This is an updated version of an article posted on December 10, 2011.
Now that the holidays are in full swing, we thought we’d take a look at how different countries in Africa celebrate Christmas. Christianity has been on the continent since the middle of the first century, and approximately 350 million Africans are Christian — so, they’ve had a lot of time to develop their own unique holiday traditions, like masquerade parties and dining al fresco. Here’s a roundup of the most interesting ones that we’ve found:
Ethiopian depiction of the birth of Christ
Ethiopia: If you’re spending Christmas in Ethiopia this year, you’ll have to wait a little longer than December 25, as most people follow the ancient Julian calendar and celebrate the holiday on January 7. Traditionally referred to as Ganna, an Ethiopian Christmas typically begins with a day of fasting, followed by church services and a feast that includes stew, vegetables and sourdough bread. Though most friends and families do not exchange gifts, communities gather to play games and sports, and enjoy the festivities together before returning to work.
Children dress up for a Christmas play in Ghana. Photo credit: Skinny Gourmet.
Watch out – the “devil” is coming to town – if you’re in Liberia. Photo credit: TLC Africa.
Liberia: Santa who? In Liberia, you’re more likely to see Old Man Bayka, the county “devil” who – instead of giving presents, walks up and down the street begging for them on Christmas Day! And instead of hearing the usual “Merry Christmas” greeting, expect to hear Liberians say “My Christmas on you.” It’s basically a saying that means “please give me something nice for Christmas.”
Children getting ready for a Christmas play in the DRC. Photo credit: Andrea Frazzetta.
The Democratic Republic of Congo: Christmas Eve is very important. Churches host big musical evenings (many churches have at least five or six choirs) and a nativity play. These plays last a very long time, starting at the beginning of the evening with the creation and the Garden of Eden and ending with the story of King Herod killing the baby boys. On Christmas day, most families try to have a better meal than usual. If they can afford it, they will have some meat (normally chicken or pork). The rest of the day is spent quietly, maybe sleeping after a busy and late night on Christmas Eve. For more on Christmas in the DRC, go here and here.
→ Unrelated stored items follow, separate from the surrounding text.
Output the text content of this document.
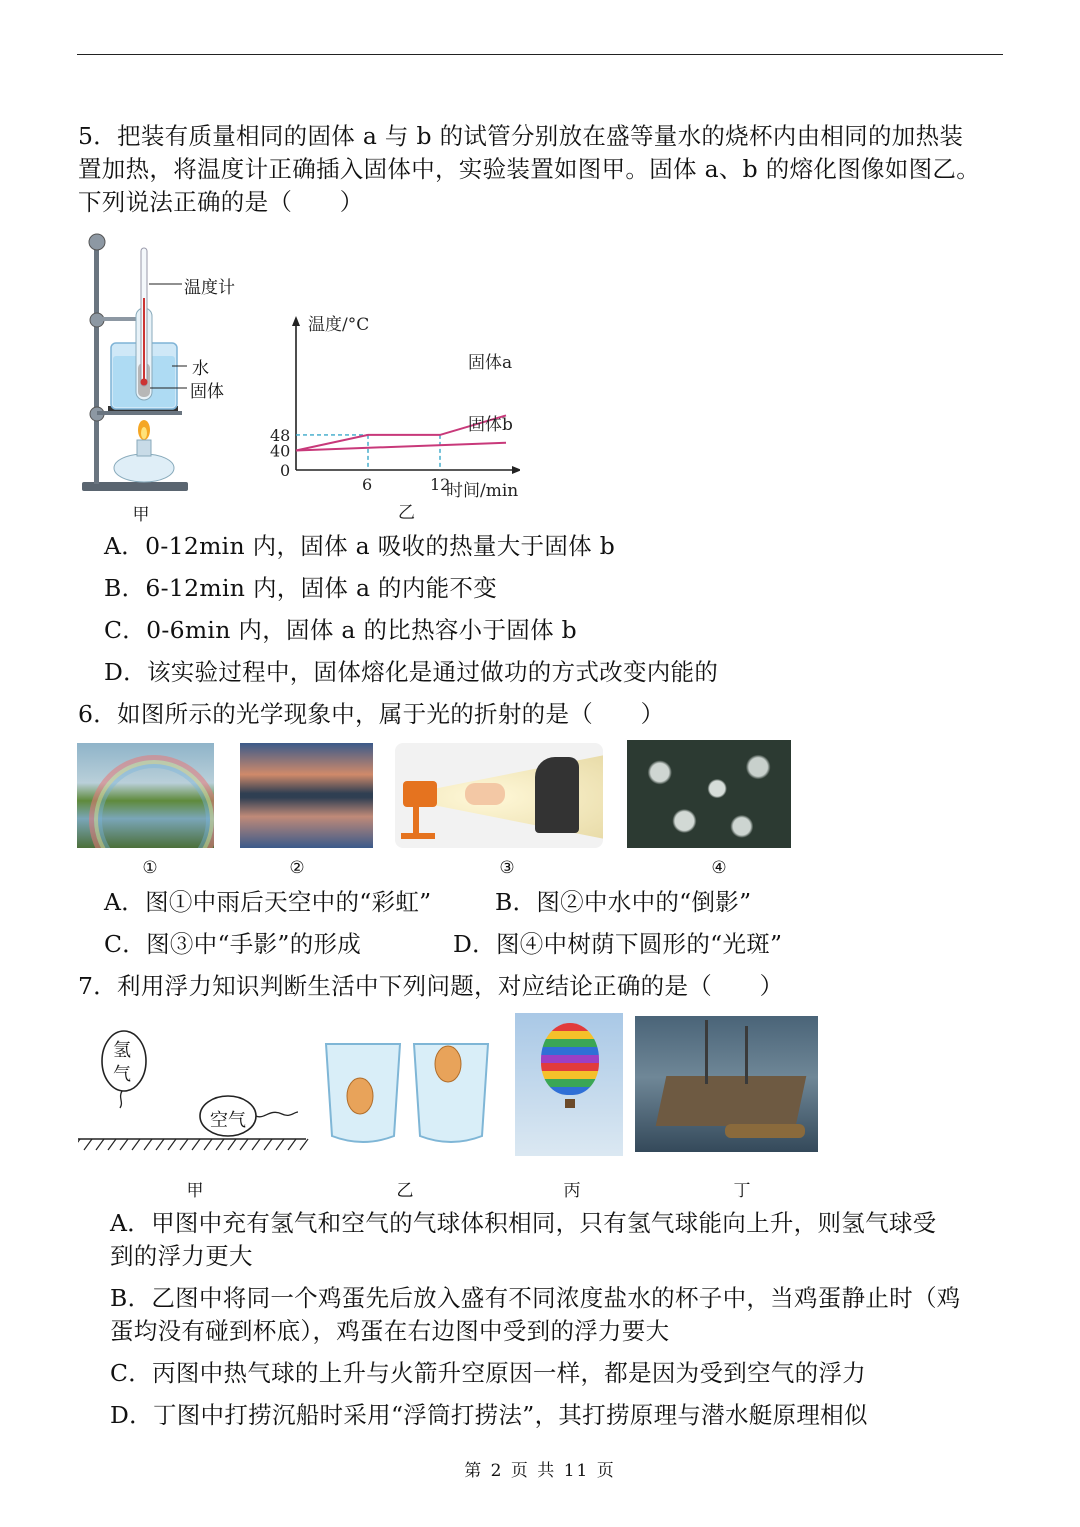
5．把装有质量相同的固体 a 与 b 的试管分别放在盛等量水的烧杯内由相同的加热装
置加热，将温度计正确插入固体中，实验装置如图甲。固体 a、b 的熔化图像如图乙。
下列说法正确的是（　　）
温度计
水
固体
甲
温度/°C
时间/min
0
40
48
6	12
固体a
固体b
乙
A．0-12min 内，固体 a 吸收的热量大于固体 b
B．6-12min 内，固体 a 的内能不变
C．0-6min 内，固体 a 的比热容小于固体 b
D．该实验过程中，固体熔化是通过做功的方式改变内能的
6．如图所示的光学现象中，属于光的折射的是（　　）
①	②	③	④
A．图①中雨后天空中的“彩虹”	B．图②中水中的“倒影”
C．图③中“手影”的形成	D．图④中树荫下圆形的“光斑”
7．利用浮力知识判断生活中下列问题，对应结论正确的是（　　）
氢
气
空气
甲	乙	丙	丁
A．甲图中充有氢气和空气的气球体积相同，只有氢气球能向上升，则氢气球受
到的浮力更大
B．乙图中将同一个鸡蛋先后放入盛有不同浓度盐水的杯子中，当鸡蛋静止时（鸡
蛋均没有碰到杯底），鸡蛋在右边图中受到的浮力要大
C．丙图中热气球的上升与火箭升空原因一样，都是因为受到空气的浮力
D．丁图中打捞沉船时采用“浮筒打捞法”，其打捞原理与潜水艇原理相似
第 2 页 共 11 页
Other areas in western Africa also have some pretty cool traditions. In Sierra Leone and much of Gambia, for example, towns and villages celebrate with masquerade parties, extending the celebration beyond the faith community to include the whole town or village in the holiday spirit. As much a social event as it is a religious one, Christmas across the region brings friends and family together for food, sport and gifts.